By May and December 2015, the Forest Products Association, GMSA and GFC were aware of the reasons for the prohibition of greenheart imports into the UK. In July and September 2015, the GMSA at least was aware of the need to compile reliable forest inventory data. The GMSA may not have been aware that a demonstration of sustainable forest management requires pre-logging inventory, estimation of tree growth and mortality rates, and post-logging inventory of the trees which should form the next crop. The GFC has had a manual of how to conduct post-logging survey – or silvicultural assessment – since 1999. This kind of survey was routine in Sarawak in Malaysia from the mid-1960s. The GFC has had computer models for growth, yield and mortality of the main timber species since 2000.
Likewise, there is no shortage of information about the UK Government’s timber procurement policy since 2002, the accepted definitions of legality and sustainability, the acceptable evidence for legality and sustainability, the framework for assessment. If the GFC –
►implemented the national forest policy approved by the National Assembly in 1997,
►made obligatory the codes of practice on timber harvesting (third edition, 2013-4) by activating section 35 in the Forests Act 2009,
►including the provisions for sustaining viable populations of individual timber species, then the assessments for Guyana would not be negative. Remember that the assessments are for each source forest (individual logging concession), not a one-time tree count spread over much of central Guyana.
The following four sources are among the several which are easily accessible:
►https://www.gov.uk/timber-procurement-policy-tpp-prove-legality-and-sustainablity;
►https://www.gov.uk/government/publications/framework-for-evaluating-category-b-evidence;
►https://www.gov.uk/government/uploads/system/uploads/attachment_data/file/323007/Practical_Guide_to_Supply_Chain_Information_Edition_1.pdf;
►http://www.procurementcupboard.org/Files/Practical%20Guide%20to%20Forest%20Source%20Information%20Edition%201.pdf.

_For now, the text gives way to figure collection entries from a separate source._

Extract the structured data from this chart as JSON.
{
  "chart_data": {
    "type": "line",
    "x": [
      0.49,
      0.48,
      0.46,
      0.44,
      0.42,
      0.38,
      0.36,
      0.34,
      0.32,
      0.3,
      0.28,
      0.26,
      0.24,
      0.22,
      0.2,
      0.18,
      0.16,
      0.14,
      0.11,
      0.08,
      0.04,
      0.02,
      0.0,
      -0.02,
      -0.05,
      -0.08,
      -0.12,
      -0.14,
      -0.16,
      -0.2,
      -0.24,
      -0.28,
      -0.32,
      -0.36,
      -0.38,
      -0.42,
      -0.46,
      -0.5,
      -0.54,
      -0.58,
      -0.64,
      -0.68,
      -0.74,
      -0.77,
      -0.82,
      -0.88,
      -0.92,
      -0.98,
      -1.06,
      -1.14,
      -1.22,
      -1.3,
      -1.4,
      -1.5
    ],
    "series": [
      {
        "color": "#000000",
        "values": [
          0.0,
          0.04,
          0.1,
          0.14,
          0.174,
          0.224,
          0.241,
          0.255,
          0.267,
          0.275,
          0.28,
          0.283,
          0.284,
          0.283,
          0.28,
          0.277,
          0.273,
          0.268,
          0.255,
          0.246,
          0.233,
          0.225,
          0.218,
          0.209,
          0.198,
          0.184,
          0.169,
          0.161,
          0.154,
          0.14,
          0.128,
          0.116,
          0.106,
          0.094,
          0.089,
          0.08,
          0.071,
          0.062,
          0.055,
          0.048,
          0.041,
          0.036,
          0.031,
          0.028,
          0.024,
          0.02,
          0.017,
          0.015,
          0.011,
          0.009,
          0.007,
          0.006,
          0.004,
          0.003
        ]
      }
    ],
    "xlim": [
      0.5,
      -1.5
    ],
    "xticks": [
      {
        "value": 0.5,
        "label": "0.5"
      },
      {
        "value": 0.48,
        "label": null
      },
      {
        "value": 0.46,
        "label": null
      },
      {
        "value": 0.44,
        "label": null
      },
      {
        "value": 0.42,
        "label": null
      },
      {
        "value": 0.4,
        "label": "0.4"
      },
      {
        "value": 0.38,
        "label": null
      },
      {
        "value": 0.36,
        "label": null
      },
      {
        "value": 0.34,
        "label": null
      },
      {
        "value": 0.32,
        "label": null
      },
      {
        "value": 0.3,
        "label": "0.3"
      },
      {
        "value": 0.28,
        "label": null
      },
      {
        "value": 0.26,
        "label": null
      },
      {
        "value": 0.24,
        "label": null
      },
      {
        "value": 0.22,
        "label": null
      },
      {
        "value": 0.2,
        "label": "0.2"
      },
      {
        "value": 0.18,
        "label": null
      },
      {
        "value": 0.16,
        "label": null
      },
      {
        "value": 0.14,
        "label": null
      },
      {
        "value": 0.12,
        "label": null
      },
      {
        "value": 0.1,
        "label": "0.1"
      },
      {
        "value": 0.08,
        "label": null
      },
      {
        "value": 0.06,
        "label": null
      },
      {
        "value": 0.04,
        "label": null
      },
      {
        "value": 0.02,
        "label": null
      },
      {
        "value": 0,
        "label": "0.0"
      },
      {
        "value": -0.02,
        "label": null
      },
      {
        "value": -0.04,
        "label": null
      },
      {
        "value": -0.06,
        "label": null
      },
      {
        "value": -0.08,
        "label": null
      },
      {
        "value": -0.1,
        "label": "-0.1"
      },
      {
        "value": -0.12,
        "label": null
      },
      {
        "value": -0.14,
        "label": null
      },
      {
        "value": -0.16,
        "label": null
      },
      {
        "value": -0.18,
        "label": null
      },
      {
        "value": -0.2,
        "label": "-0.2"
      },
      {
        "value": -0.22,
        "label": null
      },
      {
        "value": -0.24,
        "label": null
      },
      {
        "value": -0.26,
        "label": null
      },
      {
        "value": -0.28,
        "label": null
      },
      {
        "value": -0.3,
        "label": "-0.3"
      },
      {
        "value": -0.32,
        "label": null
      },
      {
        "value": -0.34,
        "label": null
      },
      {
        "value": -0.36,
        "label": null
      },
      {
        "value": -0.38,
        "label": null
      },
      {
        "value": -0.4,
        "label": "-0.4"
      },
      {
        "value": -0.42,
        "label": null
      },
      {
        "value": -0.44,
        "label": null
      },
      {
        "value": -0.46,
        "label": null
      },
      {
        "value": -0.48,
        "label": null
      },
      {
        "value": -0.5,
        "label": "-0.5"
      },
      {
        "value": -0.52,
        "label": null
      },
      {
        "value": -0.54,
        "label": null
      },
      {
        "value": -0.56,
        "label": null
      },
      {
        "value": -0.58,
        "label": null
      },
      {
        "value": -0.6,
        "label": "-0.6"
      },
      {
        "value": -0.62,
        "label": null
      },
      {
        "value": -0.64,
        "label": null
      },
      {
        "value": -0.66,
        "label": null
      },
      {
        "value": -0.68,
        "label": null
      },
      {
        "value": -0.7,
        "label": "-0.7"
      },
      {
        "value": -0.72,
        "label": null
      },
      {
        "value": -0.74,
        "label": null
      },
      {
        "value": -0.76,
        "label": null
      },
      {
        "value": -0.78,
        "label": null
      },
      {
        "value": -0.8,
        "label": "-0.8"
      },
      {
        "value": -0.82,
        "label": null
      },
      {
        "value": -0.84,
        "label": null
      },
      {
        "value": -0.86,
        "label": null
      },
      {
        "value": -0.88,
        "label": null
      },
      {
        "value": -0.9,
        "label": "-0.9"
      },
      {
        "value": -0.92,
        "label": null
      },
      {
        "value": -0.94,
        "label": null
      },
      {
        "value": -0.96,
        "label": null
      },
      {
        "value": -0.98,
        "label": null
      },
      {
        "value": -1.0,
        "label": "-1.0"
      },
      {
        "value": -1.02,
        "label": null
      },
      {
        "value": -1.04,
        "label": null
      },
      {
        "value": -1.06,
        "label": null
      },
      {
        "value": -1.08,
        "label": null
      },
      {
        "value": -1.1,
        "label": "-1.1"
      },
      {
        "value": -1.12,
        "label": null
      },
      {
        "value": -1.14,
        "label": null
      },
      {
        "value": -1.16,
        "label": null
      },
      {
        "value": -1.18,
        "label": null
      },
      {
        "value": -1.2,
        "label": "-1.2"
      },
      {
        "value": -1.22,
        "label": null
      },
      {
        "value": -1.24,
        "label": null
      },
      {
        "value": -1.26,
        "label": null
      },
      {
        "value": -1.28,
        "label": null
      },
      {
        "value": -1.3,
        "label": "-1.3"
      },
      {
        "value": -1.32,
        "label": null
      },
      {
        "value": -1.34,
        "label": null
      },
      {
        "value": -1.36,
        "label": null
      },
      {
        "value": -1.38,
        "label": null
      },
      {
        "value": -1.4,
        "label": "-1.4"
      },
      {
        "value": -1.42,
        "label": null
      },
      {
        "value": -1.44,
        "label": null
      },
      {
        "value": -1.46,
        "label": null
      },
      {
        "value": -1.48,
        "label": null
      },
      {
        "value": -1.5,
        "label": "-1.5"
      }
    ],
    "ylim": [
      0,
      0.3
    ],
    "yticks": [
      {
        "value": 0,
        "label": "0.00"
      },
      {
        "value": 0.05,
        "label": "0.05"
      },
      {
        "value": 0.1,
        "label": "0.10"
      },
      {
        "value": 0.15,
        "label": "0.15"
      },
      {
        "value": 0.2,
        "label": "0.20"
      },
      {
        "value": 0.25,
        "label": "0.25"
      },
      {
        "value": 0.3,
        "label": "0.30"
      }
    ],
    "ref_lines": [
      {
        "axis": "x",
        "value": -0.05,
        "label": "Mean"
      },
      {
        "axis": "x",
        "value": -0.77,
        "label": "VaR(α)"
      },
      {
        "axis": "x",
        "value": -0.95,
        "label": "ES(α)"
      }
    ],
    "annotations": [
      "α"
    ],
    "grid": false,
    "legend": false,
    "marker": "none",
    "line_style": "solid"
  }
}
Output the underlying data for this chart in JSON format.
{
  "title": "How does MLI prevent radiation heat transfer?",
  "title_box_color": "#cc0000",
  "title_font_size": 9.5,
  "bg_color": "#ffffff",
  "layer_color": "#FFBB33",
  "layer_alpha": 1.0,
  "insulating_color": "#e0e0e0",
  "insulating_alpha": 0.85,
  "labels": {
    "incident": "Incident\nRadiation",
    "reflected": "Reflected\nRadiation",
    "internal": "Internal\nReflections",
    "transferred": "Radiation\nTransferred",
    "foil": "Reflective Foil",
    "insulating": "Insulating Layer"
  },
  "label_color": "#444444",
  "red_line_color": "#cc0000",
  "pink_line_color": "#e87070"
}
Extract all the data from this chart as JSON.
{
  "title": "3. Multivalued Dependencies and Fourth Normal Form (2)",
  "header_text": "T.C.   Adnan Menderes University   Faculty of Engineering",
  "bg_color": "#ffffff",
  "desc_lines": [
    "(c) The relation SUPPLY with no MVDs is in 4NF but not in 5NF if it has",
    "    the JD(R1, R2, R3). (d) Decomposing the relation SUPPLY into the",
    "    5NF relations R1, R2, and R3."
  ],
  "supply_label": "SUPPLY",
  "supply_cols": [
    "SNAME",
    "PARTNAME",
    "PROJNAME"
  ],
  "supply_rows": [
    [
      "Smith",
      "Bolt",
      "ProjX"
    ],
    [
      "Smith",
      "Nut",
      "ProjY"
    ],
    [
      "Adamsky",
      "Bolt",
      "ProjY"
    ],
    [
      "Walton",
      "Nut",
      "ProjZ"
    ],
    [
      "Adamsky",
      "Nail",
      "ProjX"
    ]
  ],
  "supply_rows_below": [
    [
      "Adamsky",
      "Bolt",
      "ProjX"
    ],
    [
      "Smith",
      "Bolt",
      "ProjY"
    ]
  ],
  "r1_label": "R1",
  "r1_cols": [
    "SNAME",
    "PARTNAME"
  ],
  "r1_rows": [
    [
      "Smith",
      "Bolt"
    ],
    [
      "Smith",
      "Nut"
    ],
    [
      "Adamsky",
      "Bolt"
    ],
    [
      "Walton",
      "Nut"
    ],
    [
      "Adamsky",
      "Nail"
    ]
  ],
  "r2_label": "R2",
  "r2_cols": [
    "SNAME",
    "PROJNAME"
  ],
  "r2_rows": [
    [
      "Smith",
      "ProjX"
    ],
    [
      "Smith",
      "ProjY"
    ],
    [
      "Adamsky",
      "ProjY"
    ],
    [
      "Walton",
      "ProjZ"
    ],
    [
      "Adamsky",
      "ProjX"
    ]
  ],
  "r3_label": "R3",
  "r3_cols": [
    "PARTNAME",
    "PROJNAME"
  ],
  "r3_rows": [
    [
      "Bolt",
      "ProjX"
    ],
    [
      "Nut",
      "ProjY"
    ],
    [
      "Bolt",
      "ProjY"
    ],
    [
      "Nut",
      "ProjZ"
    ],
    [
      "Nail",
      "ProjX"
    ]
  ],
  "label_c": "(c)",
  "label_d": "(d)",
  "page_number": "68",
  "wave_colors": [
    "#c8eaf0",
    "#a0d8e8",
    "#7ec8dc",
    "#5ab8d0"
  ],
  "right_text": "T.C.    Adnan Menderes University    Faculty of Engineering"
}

For some 15 years, the UK Government funded a Central Point of Expertise on Timber (CPET), to draft policy papers and prepare guidance notes. At the end of March 2016, CPET was closed, partly to save money and partly because nearly all regular suppliers to UK Government procurement contracts knew and complied with the rules. Why is Guyana the odd country which does not know and does not comply but somehow wants to be allowed to sell piratically-logged greenheart, unlike all other suppliers?
Rupertee Village in 2002 made a decision on their own to manage the paurine tree sustainably. If the GFC is managing greenheart sustainably in central Guyana, then among the things it has to do is publish the post logging surveys that show the age-size classes of sufficient undamaged mother trees to form the next crops.